Thanksgiving was wet and cold with incessant, pounding rain. The course is only four miles, but very hilly. It begins at the zoo and is a fairly steep downhill for two miles, to the Rose Garden and entrance to the Japanese Garden at the bottom of the hill, where we turn around and slog uphill for two miles. I actually ran pretty fast this year, probably because I just wanted it to end. Here's me, bedraggled, afterwards. Note the mountain goat in the background.
Every year, at this race, I seem to get behind some bodybuilder guy who is yelling at his kid to run faster. It's a difficult course - not really suitable for your average ten year-old kid. Unless your ten year-old is a distance running prodigy. Your average kid who plays sports would find this difficult. Yet, every year when I run this thing, I encounter these high-power dads yelling things like, "Suck it up!" to their kids.
Speaking of kids, Isaac was registered to run the "Tot Trot", a half-mile "fun run". However, when we realized that we would have to stand around in our already soaking wet clothes for another forty-five minutes until said trot would commence, we thought it might not be so fun after all. So, we all agreed to come home, put on warm, dry clothes and build a fire instead.
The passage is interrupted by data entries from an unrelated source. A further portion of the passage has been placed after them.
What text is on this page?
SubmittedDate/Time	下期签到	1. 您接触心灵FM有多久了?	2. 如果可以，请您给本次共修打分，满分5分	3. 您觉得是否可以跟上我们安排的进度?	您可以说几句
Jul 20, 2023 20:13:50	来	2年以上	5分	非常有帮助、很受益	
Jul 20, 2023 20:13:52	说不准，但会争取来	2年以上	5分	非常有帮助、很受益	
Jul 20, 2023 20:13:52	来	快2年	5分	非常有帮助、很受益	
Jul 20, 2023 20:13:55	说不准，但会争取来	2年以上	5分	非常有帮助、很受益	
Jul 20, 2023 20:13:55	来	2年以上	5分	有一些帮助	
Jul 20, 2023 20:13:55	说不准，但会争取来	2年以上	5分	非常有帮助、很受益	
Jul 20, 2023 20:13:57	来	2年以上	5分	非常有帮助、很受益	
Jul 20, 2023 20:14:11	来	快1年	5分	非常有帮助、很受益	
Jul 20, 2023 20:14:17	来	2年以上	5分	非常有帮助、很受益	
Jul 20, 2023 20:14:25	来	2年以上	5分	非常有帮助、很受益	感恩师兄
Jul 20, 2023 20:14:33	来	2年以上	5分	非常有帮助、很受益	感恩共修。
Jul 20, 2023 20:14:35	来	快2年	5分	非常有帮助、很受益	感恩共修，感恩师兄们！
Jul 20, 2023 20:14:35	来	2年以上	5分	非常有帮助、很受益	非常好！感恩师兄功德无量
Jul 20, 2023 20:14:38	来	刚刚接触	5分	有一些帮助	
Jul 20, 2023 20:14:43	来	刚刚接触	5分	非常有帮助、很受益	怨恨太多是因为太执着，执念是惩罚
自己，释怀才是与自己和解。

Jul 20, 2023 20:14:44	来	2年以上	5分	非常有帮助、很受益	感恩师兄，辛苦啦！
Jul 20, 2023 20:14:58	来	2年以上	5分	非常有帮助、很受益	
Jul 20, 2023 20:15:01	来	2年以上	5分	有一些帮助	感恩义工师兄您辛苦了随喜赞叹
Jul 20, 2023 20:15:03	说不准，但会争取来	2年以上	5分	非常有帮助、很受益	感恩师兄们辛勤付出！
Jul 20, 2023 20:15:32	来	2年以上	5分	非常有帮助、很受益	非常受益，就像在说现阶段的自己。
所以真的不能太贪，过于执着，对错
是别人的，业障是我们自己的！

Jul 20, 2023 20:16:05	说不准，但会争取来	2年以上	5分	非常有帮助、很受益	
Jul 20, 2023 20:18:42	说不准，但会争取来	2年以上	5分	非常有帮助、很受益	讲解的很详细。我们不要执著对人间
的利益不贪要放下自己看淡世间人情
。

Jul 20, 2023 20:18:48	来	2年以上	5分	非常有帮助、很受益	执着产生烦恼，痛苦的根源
Isaac received a t-shirt with his registration, so we chose to look at this way: for twelve dollars, he got a nice long-sleeved shirt with a turkey on the front.
After I thoroughly dried out by the fire, I baked two pies - pecan (my first one ever - I used the recipe from the Joy of Cooking) and pumpkin (my mom's famous recipe):
Later that afternoon, we went to our friends Josh and Racheli's house, where there was poker:
good food and conversation:
good friends:
and family, of course, for whom I am most thankful.